Come scelta, prima di vedere un film, non leggo nessuna recensione perché nel nostro Paese, al 90%, si pensa che basti raccontare la trama e mettere un pollice verso l’alto o uno verso il basso per scrivere un articolo.

E così mi è capitato di leggere fior fiori di pezzi che rivelavano finali o colpi di scena, tanto per dimostrare di aver visto il film in questione, con la desolante certezza che non serviva altro. Così, appena visto il film al cinema, mi sono dedicato a leggere divertentissime critiche che stroncavano quest’ultima fatica di uno dei più geniali cineasti viventi.

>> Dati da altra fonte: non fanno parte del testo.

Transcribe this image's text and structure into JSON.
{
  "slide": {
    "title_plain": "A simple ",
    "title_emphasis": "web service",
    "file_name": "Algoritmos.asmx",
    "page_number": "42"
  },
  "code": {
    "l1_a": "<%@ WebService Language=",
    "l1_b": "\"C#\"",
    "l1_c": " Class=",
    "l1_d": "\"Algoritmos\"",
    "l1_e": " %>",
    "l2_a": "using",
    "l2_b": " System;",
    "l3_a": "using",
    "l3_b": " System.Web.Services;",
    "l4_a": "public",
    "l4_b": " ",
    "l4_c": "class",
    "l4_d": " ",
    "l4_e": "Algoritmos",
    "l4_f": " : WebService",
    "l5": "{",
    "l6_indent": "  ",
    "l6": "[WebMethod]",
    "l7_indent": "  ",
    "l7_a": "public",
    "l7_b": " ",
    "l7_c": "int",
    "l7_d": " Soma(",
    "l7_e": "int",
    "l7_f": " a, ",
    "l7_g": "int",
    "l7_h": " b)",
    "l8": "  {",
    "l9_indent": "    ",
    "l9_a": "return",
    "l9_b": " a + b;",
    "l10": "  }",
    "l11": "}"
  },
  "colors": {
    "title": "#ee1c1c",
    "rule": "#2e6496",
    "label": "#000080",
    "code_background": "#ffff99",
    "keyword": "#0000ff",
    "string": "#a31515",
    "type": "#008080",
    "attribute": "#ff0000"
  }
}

Per me, invece, l’ottava fatica di Tarantino è un gran film, scritto e diretto superbamente. Oltre che grande cinema, è una grande critica agli elementi fondanti gli Stati Uniti d’America, molti dei quali in questi giorni – per esempio – sono presi ad esempio e manifesto per le campagne elettorali primarie in vista delle presidenziali che si terranno in autunno.

E poi c’è la grandiosa colonna sonora firmata dal maestro Ennio Morricone. A partire dai titoli di testa, Morricone ci prende per lo stomaco e ci porta dritti dritti a quelli di coda. Se quest’anno non vince l’Oscar sarebbe un vero delitto insopportabile, visto come sarebbero tristi le nostre esistenze senza le sue musiche immortali…

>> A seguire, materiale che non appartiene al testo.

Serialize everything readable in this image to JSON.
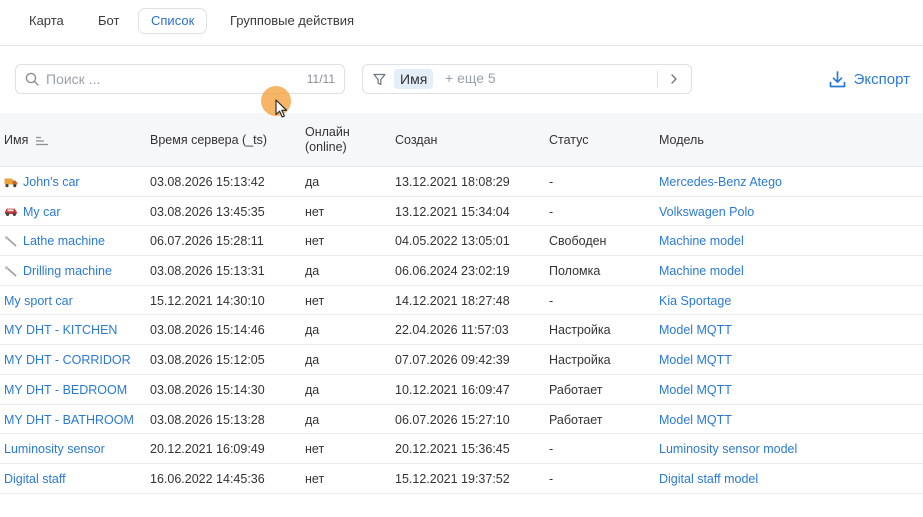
{
  "tabs": [
    {
      "label": "Карта",
      "icon": "none",
      "active": false
    },
    {
      "label": "Бот",
      "active": false
    },
    {
      "label": "Список",
      "active": true
    },
    {
      "label": "Групповые действия",
      "active": false
    }
  ],
  "search": {
    "placeholder": "Поиск ...",
    "value": "",
    "count": "11/11"
  },
  "filter": {
    "chip": "Имя",
    "more": "+ еще 5"
  },
  "export": {
    "label": "Экспорт"
  },
  "colors": {
    "accent": "#2a7ad5",
    "cursor": "#f5a03c"
  },
  "table": {
    "headers": {
      "name": "Имя",
      "server_time": "Время сервера (_ts)",
      "online_line1": "Онлайн",
      "online_line2": "(online)",
      "created": "Создан",
      "status": "Статус",
      "model": "Модель"
    },
    "rows": [
      {
        "icon": "truck-icon",
        "name": "John's car",
        "server_time": "03.08.2026 15:13:42",
        "online": "да",
        "created": "13.12.2021 18:08:29",
        "status": "-",
        "model": "Mercedes-Benz Atego"
      },
      {
        "icon": "car-icon",
        "name": "My car",
        "server_time": "03.08.2026 13:45:35",
        "online": "нет",
        "created": "13.12.2021 15:34:04",
        "status": "-",
        "model": "Volkswagen Polo"
      },
      {
        "icon": "tool-icon",
        "name": "Lathe machine",
        "server_time": "06.07.2026 15:28:11",
        "online": "нет",
        "created": "04.05.2022 13:05:01",
        "status": "Свободен",
        "model": "Machine model"
      },
      {
        "icon": "tool-icon",
        "name": "Drilling machine",
        "server_time": "03.08.2026 15:13:31",
        "online": "да",
        "created": "06.06.2024 23:02:19",
        "status": "Поломка",
        "model": "Machine model"
      },
      {
        "icon": "",
        "name": "My sport car",
        "server_time": "15.12.2021 14:30:10",
        "online": "нет",
        "created": "14.12.2021 18:27:48",
        "status": "-",
        "model": "Kia Sportage"
      },
      {
        "icon": "",
        "name": "MY DHT - KITCHEN",
        "server_time": "03.08.2026 15:14:46",
        "online": "да",
        "created": "22.04.2026 11:57:03",
        "status": "Настройка",
        "model": "Model MQTT"
      },
      {
        "icon": "",
        "name": "MY DHT - CORRIDOR",
        "server_time": "03.08.2026 15:12:05",
        "online": "да",
        "created": "07.07.2026 09:42:39",
        "status": "Настройка",
        "model": "Model MQTT"
      },
      {
        "icon": "",
        "name": "MY DHT - BEDROOM",
        "server_time": "03.08.2026 15:14:30",
        "online": "да",
        "created": "10.12.2021 16:09:47",
        "status": "Работает",
        "model": "Model MQTT"
      },
      {
        "icon": "",
        "name": "MY DHT - BATHROOM",
        "server_time": "03.08.2026 15:13:28",
        "online": "да",
        "created": "06.07.2026 15:27:10",
        "status": "Работает",
        "model": "Model MQTT"
      },
      {
        "icon": "",
        "name": "Luminosity sensor",
        "server_time": "20.12.2021 16:09:49",
        "online": "нет",
        "created": "20.12.2021 15:36:45",
        "status": "-",
        "model": "Luminosity sensor model"
      },
      {
        "icon": "",
        "name": "Digital staff",
        "server_time": "16.06.2022 14:45:36",
        "online": "нет",
        "created": "15.12.2021 19:37:52",
        "status": "-",
        "model": "Digital staff model"
      }
    ]
  }
}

“Django Unchained” di Quentin Tarantino

(USA, 2012)

Il grande, geniale e folle Quentin Tarantino ci regala un’altra stupenda pellicola da godere fotogramma per fotogramma.

E, come sempre, nei fiotti splatter di sangue, Tarantino ci mette un tema duro e spietato come il razzismo e le atroci persecuzioni che hanno subito i neri nell’America della prima metà dell’Ottocento.

Come accade spesso nella storia i più spietati non sono solo i padroni viziati e arroganti come Calvin J. Candie (un bravissimo, come sempre, Leonardo DiCaprio), ma i kapò come il “negro Stephen” (uno stratosferico Samuel L. Jackson da triplo Oscar), vera mente oscura di Candyland.

Ma con l’arrivo del dottor King Schultz (un affabile e implacabile Christoph Waltz che si aggiudica la sua seconda statuetta come miglior attore non protagonista) e dell’uomo libero Django (Jamie Foxx) le cose cambieranno per sempre.

Oscar (ovviamente) anche come miglior sceneggiatura originale, “Django Unchianed” è l’ennesimo omaggio del cineasta statunitense al grande cinema italiano (almeno c’è lui che si ricorda chi siamo stati…) che ha il suo apice nella scena con Franco Nero e lo stesso Foxx, che gli dice il suo nome:

– Django …la D è muta – dice Foxx.

– Lo so! – risponde stizzito Franco Nero.